Un cine escandalosamente glamuroso.
“Teatro, circo, cine: para mí todo es uno”.
Baz Luhrman.
Esta sería una declaración de intenciones de un director que busca en su cine la energía, el colorido y el espectáculo en todo momento llegando al punto que muchos espectadores lo consideren teatral y caótico. Si se mira con perspectiva, sus películas suelen estar ambientadas en pequeños mundos cerrados y aislados. Suelen ser historias simples que tienden a regalar el final al principio de la película (atentos que sucede también con Elvis), lo que hace que quieras visionar con tal de saber cómo llega a ese final. Y cuando las palabras fallan, la música crea una experiencia cinematográfica apabullante.

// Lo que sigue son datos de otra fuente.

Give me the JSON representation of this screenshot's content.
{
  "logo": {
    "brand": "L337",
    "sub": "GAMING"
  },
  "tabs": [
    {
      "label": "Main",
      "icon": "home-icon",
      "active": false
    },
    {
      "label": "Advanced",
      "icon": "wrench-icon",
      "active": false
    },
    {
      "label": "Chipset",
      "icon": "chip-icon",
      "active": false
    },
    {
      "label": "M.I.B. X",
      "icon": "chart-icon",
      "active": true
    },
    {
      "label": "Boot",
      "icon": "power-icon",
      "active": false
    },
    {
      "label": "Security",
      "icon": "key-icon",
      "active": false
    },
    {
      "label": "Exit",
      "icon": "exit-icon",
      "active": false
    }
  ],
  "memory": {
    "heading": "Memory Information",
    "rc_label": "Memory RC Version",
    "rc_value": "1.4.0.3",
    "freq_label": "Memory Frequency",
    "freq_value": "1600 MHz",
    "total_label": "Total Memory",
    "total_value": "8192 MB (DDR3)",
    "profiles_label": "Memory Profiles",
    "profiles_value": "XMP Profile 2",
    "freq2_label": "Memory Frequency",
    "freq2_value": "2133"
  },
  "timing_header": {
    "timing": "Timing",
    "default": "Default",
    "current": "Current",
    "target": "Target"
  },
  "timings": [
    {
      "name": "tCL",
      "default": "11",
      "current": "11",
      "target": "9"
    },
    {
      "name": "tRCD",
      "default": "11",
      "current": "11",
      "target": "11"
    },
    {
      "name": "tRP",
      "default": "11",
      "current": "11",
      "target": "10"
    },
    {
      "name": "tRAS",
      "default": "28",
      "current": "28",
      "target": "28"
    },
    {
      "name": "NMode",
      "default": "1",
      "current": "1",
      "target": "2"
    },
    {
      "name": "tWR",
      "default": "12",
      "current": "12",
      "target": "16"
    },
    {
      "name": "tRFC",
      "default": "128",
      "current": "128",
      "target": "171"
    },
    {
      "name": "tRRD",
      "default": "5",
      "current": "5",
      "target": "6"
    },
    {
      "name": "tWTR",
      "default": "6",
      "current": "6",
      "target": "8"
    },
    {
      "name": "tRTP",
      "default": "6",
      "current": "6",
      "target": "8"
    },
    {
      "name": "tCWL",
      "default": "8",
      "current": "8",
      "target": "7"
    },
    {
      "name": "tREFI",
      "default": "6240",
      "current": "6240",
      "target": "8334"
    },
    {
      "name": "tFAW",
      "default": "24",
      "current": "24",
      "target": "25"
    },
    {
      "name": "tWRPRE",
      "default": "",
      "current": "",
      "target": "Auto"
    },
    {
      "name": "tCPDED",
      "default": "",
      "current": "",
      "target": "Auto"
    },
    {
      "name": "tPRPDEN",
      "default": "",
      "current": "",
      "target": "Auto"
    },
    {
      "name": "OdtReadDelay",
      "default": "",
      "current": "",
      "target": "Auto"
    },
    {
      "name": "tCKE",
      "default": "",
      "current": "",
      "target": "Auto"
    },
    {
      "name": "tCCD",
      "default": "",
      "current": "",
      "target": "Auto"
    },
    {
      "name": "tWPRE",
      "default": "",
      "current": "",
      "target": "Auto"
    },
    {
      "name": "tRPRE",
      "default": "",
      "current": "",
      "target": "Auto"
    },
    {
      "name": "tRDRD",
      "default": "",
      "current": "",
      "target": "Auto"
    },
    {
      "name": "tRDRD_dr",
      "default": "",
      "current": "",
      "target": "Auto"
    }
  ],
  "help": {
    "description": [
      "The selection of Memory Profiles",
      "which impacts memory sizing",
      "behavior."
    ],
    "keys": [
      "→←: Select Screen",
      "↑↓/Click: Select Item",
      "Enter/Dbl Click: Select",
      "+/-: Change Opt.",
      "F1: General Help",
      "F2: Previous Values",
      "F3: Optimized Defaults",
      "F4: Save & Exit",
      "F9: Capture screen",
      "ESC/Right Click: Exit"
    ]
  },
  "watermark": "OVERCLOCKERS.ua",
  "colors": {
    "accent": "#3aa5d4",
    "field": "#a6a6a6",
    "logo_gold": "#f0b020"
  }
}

Baz Luhrman utiliza un estilo posmoderno en todas sus películas con tal de crear una experiencia visual única. Pero esa combinación de la cultura pop con secuencias hiperbólicamente coreografiadas resultan ser una distracción para el espectador. La mayoría de sus películas han aportado una conciencia teatral posmoderna y rejuvenecedora a mundos literarios y culturales que tradicionalmente estaban esclavizados a una visión naturalista. Pensemos en Romeo y Julieta de Shakespeare o el Moulin Rouge, aquel famoso cabaret parisino de la Belle Époque. De esta forma, traslada hitos del pasado a la más rabiosa contemporaneidad. En Moulin Rouge, por ejemplo, el cineasta australiano tomó los escenarios del París del siglo XIX y la cultura pop del XX para diseñar un efervescente frenesí audiovisual. Ahora llega Elvis, y de nuevo Luhrman desata la locura con otras ruinas del pasado –las luces y sombras de uno de los mayores juguetes rotos de la historia de la música- a través de otro espectáculo apabullante y explosivo.

Solo habría que fijarse en 1968. Elvis Presley fue dar un espectacular concierto el Hotel Intercontinental de Las Vegas. Lo hacía acompañado de una gran orquesta pero tenía la suficiente energía para convertirse en el rey del escenario. No es casualidad que nos situemos en el año de los asesinatos de Luther King y Bobby Kennedy porque se trata de una película terriblemente amarga sobre el control de los destinos del Sueño Americano. Elvis nació para transformar la música country y la música negra, y para llevar el rock and roll a unas cimas inimaginables. Pero en los años sesenta, se convirtió en la imagen de unas películas de segunda fila y en el icono que la televisión pudo moldear. Para colmo, su manager le habría encerrado en una jaula de oro, convirtiéndolo en una prolongación de Las Vegas.
Al final nos quedamos con una película que se ha pasado de revoluciones, pero que mantiene en un 95% de su metraje un tono monocolor. Uno en el que todo es hiperbólico, excesivo y barroco. Si existiese un tipo de biopic para la era del Tik-Tok esta sería el título de cabecera. Un collage audiovisual tan barrocamente apoteósico como vacío de contenido.